A company that uses the highways paid for by taxes from citizens must be in harmony with its neighboring societies to avoid conflict and sentiment of exploitation.
A board that oversees governance must respect the law of the land as it builds the business with the help of the management.
The role of ESG is to bring explicit focus on these softer aspects apart from balance sheet parameters like margin, EBIDTA, PAT, etc.
Fundamental analysis has always intrinsically taken this into account. What we call as environmental concerns can easily be looked as resource depletion risk or the ability to extract value out of the resource in question.
For example, while a company may have many blocks of coal, can it actually mine it and also find customers who will burn it to create energy? What if the customers switch to cleaner fuels?
Isn’t it the responsibility of the coal mining company to research cleaner ways to consume coal? Or for example, if it is a textile manufacturing company, it must ensure the safety of its labour.
If they are not paying minimum wage, employing child labour or underpaying women employees, they can be exposed to labour strikes or legal action. This will impact their ability to meet their order book apart from the irreparable reputational damage.
Things like this are always very hard to monitor manually except using forensic inspection at sites but can artificial intelligence (AI) help? Can we use alternative data to find adjacent indicators as a positive screen if not as a negative screen?
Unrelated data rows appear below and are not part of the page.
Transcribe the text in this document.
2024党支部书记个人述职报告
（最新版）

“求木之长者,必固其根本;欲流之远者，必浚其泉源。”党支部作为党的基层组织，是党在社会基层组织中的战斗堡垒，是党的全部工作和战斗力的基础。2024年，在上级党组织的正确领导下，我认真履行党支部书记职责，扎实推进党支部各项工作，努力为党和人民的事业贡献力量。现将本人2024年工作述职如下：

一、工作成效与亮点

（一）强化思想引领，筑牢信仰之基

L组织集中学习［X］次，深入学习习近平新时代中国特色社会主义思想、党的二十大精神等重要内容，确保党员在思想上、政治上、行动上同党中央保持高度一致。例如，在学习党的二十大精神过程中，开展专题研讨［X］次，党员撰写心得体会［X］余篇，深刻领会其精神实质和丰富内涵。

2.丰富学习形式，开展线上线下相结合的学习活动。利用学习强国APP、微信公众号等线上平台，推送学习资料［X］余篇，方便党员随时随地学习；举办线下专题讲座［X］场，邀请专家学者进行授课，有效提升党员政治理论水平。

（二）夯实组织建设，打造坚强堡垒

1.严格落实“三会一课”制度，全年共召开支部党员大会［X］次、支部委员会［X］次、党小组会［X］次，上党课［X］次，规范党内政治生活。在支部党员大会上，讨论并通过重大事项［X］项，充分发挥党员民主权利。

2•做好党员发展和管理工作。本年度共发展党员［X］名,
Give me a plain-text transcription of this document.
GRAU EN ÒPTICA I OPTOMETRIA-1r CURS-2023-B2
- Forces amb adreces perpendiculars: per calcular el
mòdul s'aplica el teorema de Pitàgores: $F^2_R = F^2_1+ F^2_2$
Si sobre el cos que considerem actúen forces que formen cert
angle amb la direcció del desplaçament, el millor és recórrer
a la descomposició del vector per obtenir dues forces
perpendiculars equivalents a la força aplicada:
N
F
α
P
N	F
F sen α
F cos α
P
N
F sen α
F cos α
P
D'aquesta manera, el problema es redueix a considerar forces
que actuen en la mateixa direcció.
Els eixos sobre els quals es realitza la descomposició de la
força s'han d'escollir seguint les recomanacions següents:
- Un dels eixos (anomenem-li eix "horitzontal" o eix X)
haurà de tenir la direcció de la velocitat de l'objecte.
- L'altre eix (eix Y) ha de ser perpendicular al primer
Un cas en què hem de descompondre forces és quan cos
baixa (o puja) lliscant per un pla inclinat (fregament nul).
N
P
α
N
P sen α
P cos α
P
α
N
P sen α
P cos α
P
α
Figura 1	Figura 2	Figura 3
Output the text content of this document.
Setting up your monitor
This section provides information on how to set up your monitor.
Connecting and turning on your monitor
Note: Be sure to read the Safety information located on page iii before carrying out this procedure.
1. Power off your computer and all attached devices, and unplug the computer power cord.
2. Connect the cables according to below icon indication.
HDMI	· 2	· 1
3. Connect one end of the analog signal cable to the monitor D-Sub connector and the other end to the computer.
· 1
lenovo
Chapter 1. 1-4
Let’s take the example of environmental concerns. How can we estimate with AI if a company is doing a good job? What are the source of alternate data? One of the factors could be to map resource consumption to their CSR (corporate social responsibility) activities.
We use NLP-based AI techniques to map their expenses from the bills of items of their CSR programmes. Apart from this, it is possible to evaluate the quality of their supply chain using AI as the suppliers are equally part of the brand.
Mining data from supplier legal entities can also expose their supply chain vulnerabilities. Similarly, we can map their CSR activities to the locations of their actual operations.
Does it really help if they support schools next to the address of their management whereas their factories are located far away? Is it in line with their business activities?
For example, if they are a mining company, are they helping residents displaced by mining to gain new ways of employment by reskilling them next to the location?
From a governance point of view, things are a little easier to monitor as data is easier to collect. We deploy AI to observe board compositions, compensation of management as a percentage of profits, capital expenditures in discretionary products like office decorations, cars, travel to name a few.
We can also observe the quality of their disclosures by extracting the text and applying basic NLP techniques on essay evaluation. How much effort are they putting to explain to their minority shareholders? Apart from this, we can learn a lot from their voting results.
Are they bringing in resolutions where only the dominant shareholder is voting in favour and most of the other shareholders are not voting in line with management expectations? This is always a red flag.
As of now, it is quite difficult for individual investors to observe this or monitor this but we look for small companies that are demonstrating a high level of corporate governance standards.